Aile İlişkileri ve Gerçek Mutluluk
Aile, bir toplumun en küçük ünitesi, temel dayanağı... Bir toplumun ilerlemesi, gelişmesi, adına aile denilen müessese ile çok yakından ilgili. İkinci Cihan Harbi’nde, Hiroşima ve Nagazaki’ye atılan atom bombalarından sonra Japonlar harbi kaybetti, kayıtsız şartsız teslim oldu. Bazı kimseler, Japonya’nın artık kolay kolay belini doğrultamayacağı kanaatinde idiler. Ama kısa sürede yanıldıklarını gördüler. Japonya teslim şartlarını kabul ettikten sonra derhal kollarını sıvadı, var gücü ile çalışmaya başladı ve bugün adına Japon mucizesi denilen durum ortaya çıktı. Saatten otomobile kadar birçok alanda, dünya piyasalarında kendi gücünü kanıtladı, lider durumuna geçti.
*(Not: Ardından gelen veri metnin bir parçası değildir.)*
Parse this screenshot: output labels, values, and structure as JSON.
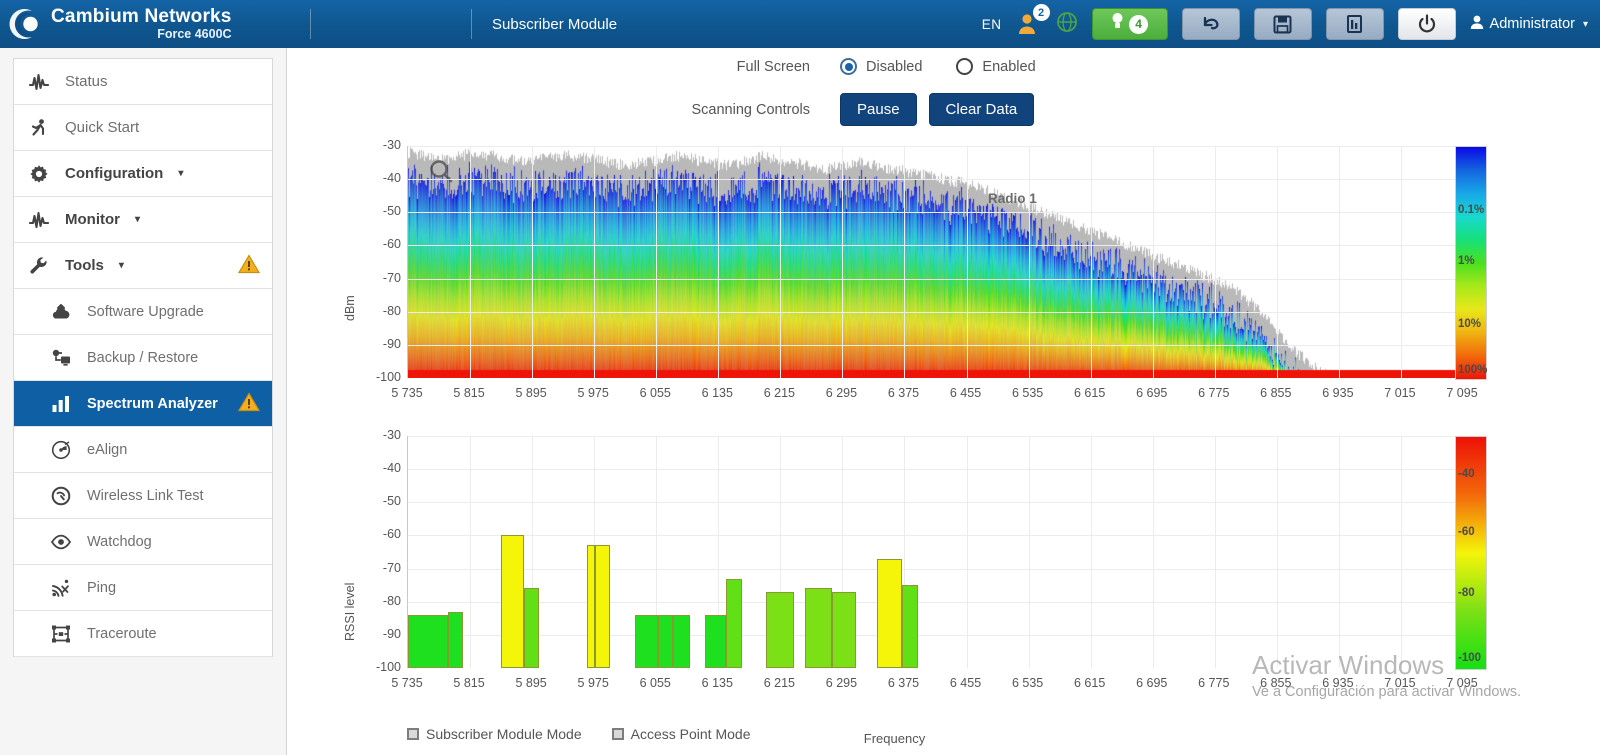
{
  "topbar": {
    "brand_name": "Cambium Networks",
    "brand_model": "Force 4600C",
    "page_title": "Subscriber Module",
    "language": "EN",
    "user_badge_count": "2",
    "alarm_count": "4",
    "admin_label": "Administrator",
    "icons": {
      "globe": "globe-icon",
      "undo": "undo-icon",
      "save": "save-disk-icon",
      "export": "export-icon",
      "power": "power-icon",
      "user": "user-icon",
      "bulb": "lightbulb-icon"
    }
  },
  "sidebar": {
    "items": [
      {
        "label": "Status",
        "icon": "waveform-icon",
        "level": 0,
        "active": false,
        "caret": false,
        "warn": false
      },
      {
        "label": "Quick Start",
        "icon": "runner-icon",
        "level": 0,
        "active": false,
        "caret": false,
        "warn": false
      },
      {
        "label": "Configuration",
        "icon": "gear-icon",
        "level": 0,
        "active": false,
        "caret": true,
        "warn": false
      },
      {
        "label": "Monitor",
        "icon": "waveform-icon",
        "level": 0,
        "active": false,
        "caret": true,
        "warn": false
      },
      {
        "label": "Tools",
        "icon": "wrench-icon",
        "level": 0,
        "active": false,
        "caret": true,
        "warn": true
      },
      {
        "label": "Software Upgrade",
        "icon": "upload-cloud-icon",
        "level": 1,
        "active": false,
        "caret": false,
        "warn": false
      },
      {
        "label": "Backup / Restore",
        "icon": "backup-restore-icon",
        "level": 1,
        "active": false,
        "caret": false,
        "warn": false
      },
      {
        "label": "Spectrum Analyzer",
        "icon": "bar-chart-icon",
        "level": 1,
        "active": true,
        "caret": false,
        "warn": true
      },
      {
        "label": "eAlign",
        "icon": "align-antenna-icon",
        "level": 1,
        "active": false,
        "caret": false,
        "warn": false
      },
      {
        "label": "Wireless Link Test",
        "icon": "gauge-icon",
        "level": 1,
        "active": false,
        "caret": false,
        "warn": false
      },
      {
        "label": "Watchdog",
        "icon": "eye-icon",
        "level": 1,
        "active": false,
        "caret": false,
        "warn": false
      },
      {
        "label": "Ping",
        "icon": "ping-signal-icon",
        "level": 1,
        "active": false,
        "caret": false,
        "warn": false
      },
      {
        "label": "Traceroute",
        "icon": "traceroute-icon",
        "level": 1,
        "active": false,
        "caret": false,
        "warn": false
      }
    ]
  },
  "controls": {
    "full_screen_label": "Full Screen",
    "disabled_label": "Disabled",
    "enabled_label": "Enabled",
    "full_screen_value": "Disabled",
    "scanning_controls_label": "Scanning Controls",
    "pause_label": "Pause",
    "clear_data_label": "Clear Data"
  },
  "watermark": {
    "line1": "Activar Windows",
    "line2": "Ve a Configuración para activar Windows."
  },
  "chart_data": [
    {
      "type": "heatmap",
      "title": "",
      "annotation": "Radio 1",
      "xlabel": "",
      "ylabel": "dBm",
      "ylim": [
        -100,
        -30
      ],
      "yticks": [
        -30,
        -40,
        -50,
        -60,
        -70,
        -80,
        -90,
        -100
      ],
      "xticks": [
        5735,
        5815,
        5895,
        5975,
        6055,
        6135,
        6215,
        6295,
        6375,
        6455,
        6535,
        6615,
        6695,
        6775,
        6855,
        6935,
        7015,
        7095
      ],
      "xtick_labels": [
        "5 735",
        "5 815",
        "5 895",
        "5 975",
        "6 055",
        "6 135",
        "6 215",
        "6 295",
        "6 375",
        "6 455",
        "6 535",
        "6 615",
        "6 695",
        "6 775",
        "6 855",
        "6 935",
        "7 015",
        "7 095"
      ],
      "colorbar": {
        "labels": [
          "0.1%",
          "1%",
          "10%",
          "100%"
        ],
        "label_positions_pct": [
          28,
          50,
          77,
          97
        ],
        "stops": [
          "#0a0ae6",
          "#1565e0",
          "#18a8e8",
          "#19d9d0",
          "#16e07a",
          "#4ce020",
          "#a8e81a",
          "#e8e81a",
          "#f0b412",
          "#f26a0c",
          "#ef1408"
        ]
      },
      "series_note": "max-hold envelope (grey) over occupancy-density heatmap",
      "envelope_top_dbm": [
        -32,
        -33,
        -34,
        -33,
        -32,
        -33,
        -34,
        -35,
        -34,
        -33,
        -33,
        -34,
        -35,
        -36,
        -35,
        -34,
        -33,
        -34,
        -35,
        -36,
        -35,
        -33,
        -34,
        -35,
        -36,
        -37,
        -36,
        -35,
        -36,
        -37,
        -38,
        -39,
        -40,
        -41,
        -42,
        -44,
        -46,
        -48,
        -50,
        -52,
        -54,
        -56,
        -58,
        -60,
        -62,
        -64,
        -66,
        -68,
        -70,
        -72,
        -76,
        -80,
        -86,
        -92,
        -96,
        -99,
        -100,
        -100,
        -100,
        -100,
        -100,
        -100,
        -100,
        -100
      ]
    },
    {
      "type": "bar",
      "title": "",
      "xlabel": "Frequency",
      "ylabel": "RSSI level",
      "ylim": [
        -100,
        -30
      ],
      "yticks": [
        -30,
        -40,
        -50,
        -60,
        -70,
        -80,
        -90,
        -100
      ],
      "xticks": [
        5735,
        5815,
        5895,
        5975,
        6055,
        6135,
        6215,
        6295,
        6375,
        6455,
        6535,
        6615,
        6695,
        6775,
        6855,
        6935,
        7015,
        7095
      ],
      "xtick_labels": [
        "5 735",
        "5 815",
        "5 895",
        "5 975",
        "6 055",
        "6 135",
        "6 215",
        "6 295",
        "6 375",
        "6 455",
        "6 535",
        "6 615",
        "6 695",
        "6 775",
        "6 855",
        "6 935",
        "7 015",
        "7 095"
      ],
      "legend": [
        {
          "label": "Subscriber Module Mode"
        },
        {
          "label": "Access Point Mode"
        }
      ],
      "legend_position": "bottom-left",
      "bars": [
        {
          "freq_start": 5735,
          "freq_end": 5786,
          "value": -84,
          "color": "#1ee01e",
          "mode": "Subscriber Module Mode"
        },
        {
          "freq_start": 5786,
          "freq_end": 5806,
          "value": -83,
          "color": "#1ee01e",
          "mode": "Subscriber Module Mode"
        },
        {
          "freq_start": 5855,
          "freq_end": 5884,
          "value": -60,
          "color": "#f5f50a",
          "mode": "Access Point Mode"
        },
        {
          "freq_start": 5884,
          "freq_end": 5904,
          "value": -76,
          "color": "#62e016",
          "mode": "Subscriber Module Mode"
        },
        {
          "freq_start": 5966,
          "freq_end": 5976,
          "value": -63,
          "color": "#f5f50a",
          "mode": "Access Point Mode"
        },
        {
          "freq_start": 5976,
          "freq_end": 5996,
          "value": -63,
          "color": "#f5f50a",
          "mode": "Access Point Mode"
        },
        {
          "freq_start": 6027,
          "freq_end": 6057,
          "value": -84,
          "color": "#1ee01e",
          "mode": "Subscriber Module Mode"
        },
        {
          "freq_start": 6057,
          "freq_end": 6077,
          "value": -84,
          "color": "#1ee01e",
          "mode": "Subscriber Module Mode"
        },
        {
          "freq_start": 6077,
          "freq_end": 6098,
          "value": -84,
          "color": "#1ee01e",
          "mode": "Subscriber Module Mode"
        },
        {
          "freq_start": 6118,
          "freq_end": 6145,
          "value": -84,
          "color": "#1ee01e",
          "mode": "Subscriber Module Mode"
        },
        {
          "freq_start": 6145,
          "freq_end": 6166,
          "value": -73,
          "color": "#62e016",
          "mode": "Subscriber Module Mode"
        },
        {
          "freq_start": 6196,
          "freq_end": 6232,
          "value": -77,
          "color": "#7ce016",
          "mode": "Subscriber Module Mode"
        },
        {
          "freq_start": 6247,
          "freq_end": 6282,
          "value": -76,
          "color": "#7ce016",
          "mode": "Subscriber Module Mode"
        },
        {
          "freq_start": 6282,
          "freq_end": 6313,
          "value": -77,
          "color": "#7ce016",
          "mode": "Subscriber Module Mode"
        },
        {
          "freq_start": 6340,
          "freq_end": 6372,
          "value": -67,
          "color": "#f5f50a",
          "mode": "Access Point Mode"
        },
        {
          "freq_start": 6372,
          "freq_end": 6392,
          "value": -75,
          "color": "#62e016",
          "mode": "Subscriber Module Mode"
        }
      ],
      "colorbar": {
        "labels": [
          "-40",
          "-60",
          "-80",
          "-100"
        ],
        "label_positions_pct": [
          17,
          42,
          68,
          96
        ],
        "stops": [
          "#ee1208",
          "#f36a0b",
          "#f5f50a",
          "#7ce016",
          "#13e013"
        ]
      }
    }
  ]
}
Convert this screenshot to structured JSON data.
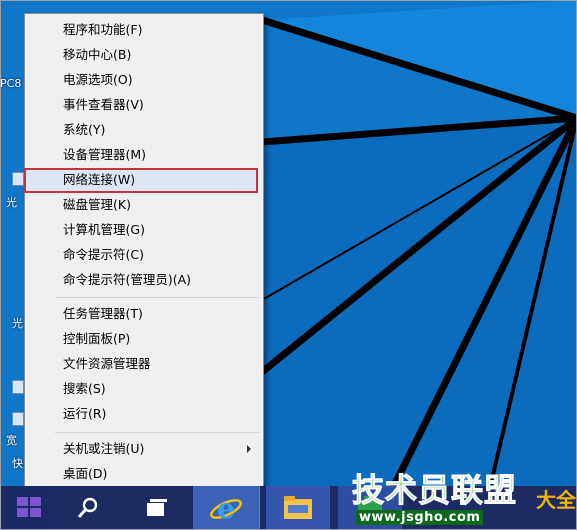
{
  "context_menu": {
    "items": [
      {
        "label": "程序和功能(F)"
      },
      {
        "label": "移动中心(B)"
      },
      {
        "label": "电源选项(O)"
      },
      {
        "label": "事件查看器(V)"
      },
      {
        "label": "系统(Y)"
      },
      {
        "label": "设备管理器(M)"
      },
      {
        "label": "网络连接(W)",
        "highlighted": true
      },
      {
        "label": "磁盘管理(K)"
      },
      {
        "label": "计算机管理(G)"
      },
      {
        "label": "命令提示符(C)"
      },
      {
        "label": "命令提示符(管理员)(A)"
      },
      {
        "label": "任务管理器(T)"
      },
      {
        "label": "控制面板(P)"
      },
      {
        "label": "文件资源管理器"
      },
      {
        "label": "搜索(S)"
      },
      {
        "label": "运行(R)"
      },
      {
        "label": "关机或注销(U)",
        "has_submenu": true
      },
      {
        "label": "桌面(D)"
      }
    ]
  },
  "desktop": {
    "fragments": [
      "PC8",
      "光",
      "光",
      "宽",
      "快"
    ]
  },
  "taskbar": {
    "buttons": [
      "start-icon",
      "search-icon",
      "task-view-icon",
      "internet-explorer-icon",
      "file-explorer-icon",
      "store-icon"
    ]
  },
  "watermark": {
    "title": "技术员联盟",
    "url": "www.jsgho.com",
    "suffix": "大全"
  },
  "colors": {
    "desktop_bg": "#0f76c8",
    "menu_bg": "#f0f0f0",
    "highlight_border": "#c2353e",
    "taskbar_bg": "#1e2b63",
    "watermark_green": "#2db33d"
  }
}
Amerikalıların konserveye düşkünlükleri mâlum, Japon gemileri Amerika’ya gidiyorlar, sahillere atılan konserve kutularını toplayıp, gemide hazır bulunan tezgâhlarında, hepsi birbirinden güzel çocuk oyuncakları imal ederek, yine orada Amerikalılara satıyorlar. Bir zamanlar otomotiv alanında sahipsiz bir saltanat kuran Amerika’da bugün, Amerikan arabalarından çok, Japon arabası görmek mümkün.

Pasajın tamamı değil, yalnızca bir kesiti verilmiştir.